Conséquence moins médiatisée de cette mesure : la vente partielle de la régie France Télévisions Publicité (FTP), entièrement détenue par le groupe public. 70% du capital de FTP doit être cédé à un groupe privé, France Télévisions conservant 30% de sa filiale.
En novembre 2009, quatre candidats se disputent le bout de gras : Hi-Média, Next-Radio TV, Lagardère et le producteur Stéphane Courbit, patron de la Financière Lov et ex-patron d’Endemol-France (Loft Story). Faute d’expérience dans le domaine publicitaire et handicapé par son image de « patron de la téléréalité », ce dernier s’est allié au groupe Publicis.
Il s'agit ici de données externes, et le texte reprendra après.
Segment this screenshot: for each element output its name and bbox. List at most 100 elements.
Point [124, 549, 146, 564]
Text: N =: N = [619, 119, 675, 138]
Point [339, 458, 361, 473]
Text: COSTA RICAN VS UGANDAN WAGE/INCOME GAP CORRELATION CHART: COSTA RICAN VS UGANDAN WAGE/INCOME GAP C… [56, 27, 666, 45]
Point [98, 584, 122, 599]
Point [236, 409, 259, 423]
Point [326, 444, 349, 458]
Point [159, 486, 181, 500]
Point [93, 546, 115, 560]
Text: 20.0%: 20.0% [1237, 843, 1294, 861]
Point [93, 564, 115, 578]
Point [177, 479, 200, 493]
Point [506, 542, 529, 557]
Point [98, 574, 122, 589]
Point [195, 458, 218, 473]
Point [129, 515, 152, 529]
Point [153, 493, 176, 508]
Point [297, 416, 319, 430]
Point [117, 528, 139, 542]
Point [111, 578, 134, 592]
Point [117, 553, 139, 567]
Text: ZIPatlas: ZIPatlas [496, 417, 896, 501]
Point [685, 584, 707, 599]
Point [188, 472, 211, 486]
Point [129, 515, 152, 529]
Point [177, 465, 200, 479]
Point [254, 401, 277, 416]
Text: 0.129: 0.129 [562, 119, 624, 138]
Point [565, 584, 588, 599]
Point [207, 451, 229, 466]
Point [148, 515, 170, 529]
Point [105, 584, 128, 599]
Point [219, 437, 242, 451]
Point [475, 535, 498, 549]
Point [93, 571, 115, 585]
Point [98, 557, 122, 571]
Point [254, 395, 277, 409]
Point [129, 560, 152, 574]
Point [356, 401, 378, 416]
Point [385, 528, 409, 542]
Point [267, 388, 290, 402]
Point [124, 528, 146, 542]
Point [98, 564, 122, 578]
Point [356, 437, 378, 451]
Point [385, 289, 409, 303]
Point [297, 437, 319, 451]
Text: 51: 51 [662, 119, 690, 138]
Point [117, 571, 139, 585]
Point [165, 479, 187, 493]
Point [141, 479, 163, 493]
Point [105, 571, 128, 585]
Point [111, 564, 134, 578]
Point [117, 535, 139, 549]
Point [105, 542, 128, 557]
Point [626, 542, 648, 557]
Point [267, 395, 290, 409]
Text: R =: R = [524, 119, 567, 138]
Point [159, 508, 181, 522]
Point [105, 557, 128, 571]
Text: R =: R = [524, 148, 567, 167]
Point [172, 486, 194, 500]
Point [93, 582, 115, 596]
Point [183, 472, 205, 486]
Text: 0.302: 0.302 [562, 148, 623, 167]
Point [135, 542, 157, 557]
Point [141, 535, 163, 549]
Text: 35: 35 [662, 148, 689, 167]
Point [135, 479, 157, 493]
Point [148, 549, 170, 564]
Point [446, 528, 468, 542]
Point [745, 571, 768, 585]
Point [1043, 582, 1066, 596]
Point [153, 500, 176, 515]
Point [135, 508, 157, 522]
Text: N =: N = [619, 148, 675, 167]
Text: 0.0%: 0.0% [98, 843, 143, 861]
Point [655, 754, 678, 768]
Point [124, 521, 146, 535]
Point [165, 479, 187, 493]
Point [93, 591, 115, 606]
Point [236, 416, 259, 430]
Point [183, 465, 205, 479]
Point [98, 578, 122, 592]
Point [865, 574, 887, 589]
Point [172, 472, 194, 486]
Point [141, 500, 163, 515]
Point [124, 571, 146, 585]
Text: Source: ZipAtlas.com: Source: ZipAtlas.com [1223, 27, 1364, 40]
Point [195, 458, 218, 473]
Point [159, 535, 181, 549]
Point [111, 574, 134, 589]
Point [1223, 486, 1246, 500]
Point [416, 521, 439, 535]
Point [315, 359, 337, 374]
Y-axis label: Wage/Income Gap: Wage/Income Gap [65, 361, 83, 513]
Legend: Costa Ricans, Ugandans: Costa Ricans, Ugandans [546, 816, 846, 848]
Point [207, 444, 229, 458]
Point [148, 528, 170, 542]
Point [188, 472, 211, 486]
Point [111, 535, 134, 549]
Le candidat favori de l’Elysée
FTP, qui compte 290 collaborateurs, réalise un chiffre d’affaires annuel de 400 millions d’euros, avec un taux de régie plus qu’intéressant. Tant qu’il y aura de la pub sur France Télévisions dans la journée, les chaînes publiques reverseront 19% des contrats de vente de l’espace publicitaire à la FTP. Et la pub pourrait continuer au-delà de la date prévue.
Par ailleurs, après la suppression de la pub, FTP conservera la régie des écrans pubs régionaux, des chaînes thématiques du câble et du satellite, ainsi que les parrainages (Le Canard enchaîné, 6 janvier).
Depuis le 3 février, France Télévisions a ouvert des négociations exclusives avec le duo Courbit/Publicis. Problème. Plusieurs enquêtes journalistiques montrent que la procédure a favorisé ce consortium, seul candidat reçu par le PDG de France Télévisions.
Alors que l’Agence des participations de l’Etat et le PDG de France Télévisions, Patrick de Carolis, avaient une préférence pour le projet d’Hi-Media (régie publicitaire spécialiste d’internet), l’Elysée aurait poussé en faveur du tandem Courbit/Publicis. Fin janvier, quatre syndicats de France Télévisions (CFDT, SNJ, CFE-CGC et Sud) ont dénoncé les « très douteuses conditions qui entourent l’affaire ».
Pourquoi ? Alain Minc, proche du chef de l’Etat qui lui aurait soufflé l’idée de supprimer la pub, conseille également Stéphane Courbit. Lui-même ami de Sarkozy et présent lors de la nuit au Fouquet’s du 6 mai 2007. Alain Minc aurait eu un rôle actif dans les négociations sur la cession de FTP, bénéficierait d’un plan d’actions gratuites et d’un contrat de travail au sein de la holding de Courbit, selon l’enquête de Laurent Mauduit pour Mediapart. Courbit reconnaît un accord avec Minc, mais l’homme d’affaires nie toute intervention dans le processus.
Au Conseil d’Etat
Christophe Girard, dénonçant « une atteinte à la libre concurrence » et « un détournement de l’usage de la redevance », a décidé de saisir le Conseil d’Etat. L’adjoint au maire de Paris réclame la suspension puis l’annulation des négociations exclusives entre France Télévisions et le consortium Courbit/Publicis.
Christophe Girard s’appuie notamment sur une décision du Conseil d’Etat du 11 février. Elle annule (une mesure symbolique) l’arrêt de la pub après 20 heures dès le 5 janvier 2009 alors que la loi qui la prévoyait n’est entrée en vigueur qu’en mars 2009. La ministre de la Culture et de la Communication d’alors, Christine Albanel, avait réclamé cette suppression précoce dès le 15 décembre 2008 dans une lettre adressée aux dirigeants de France Télévision.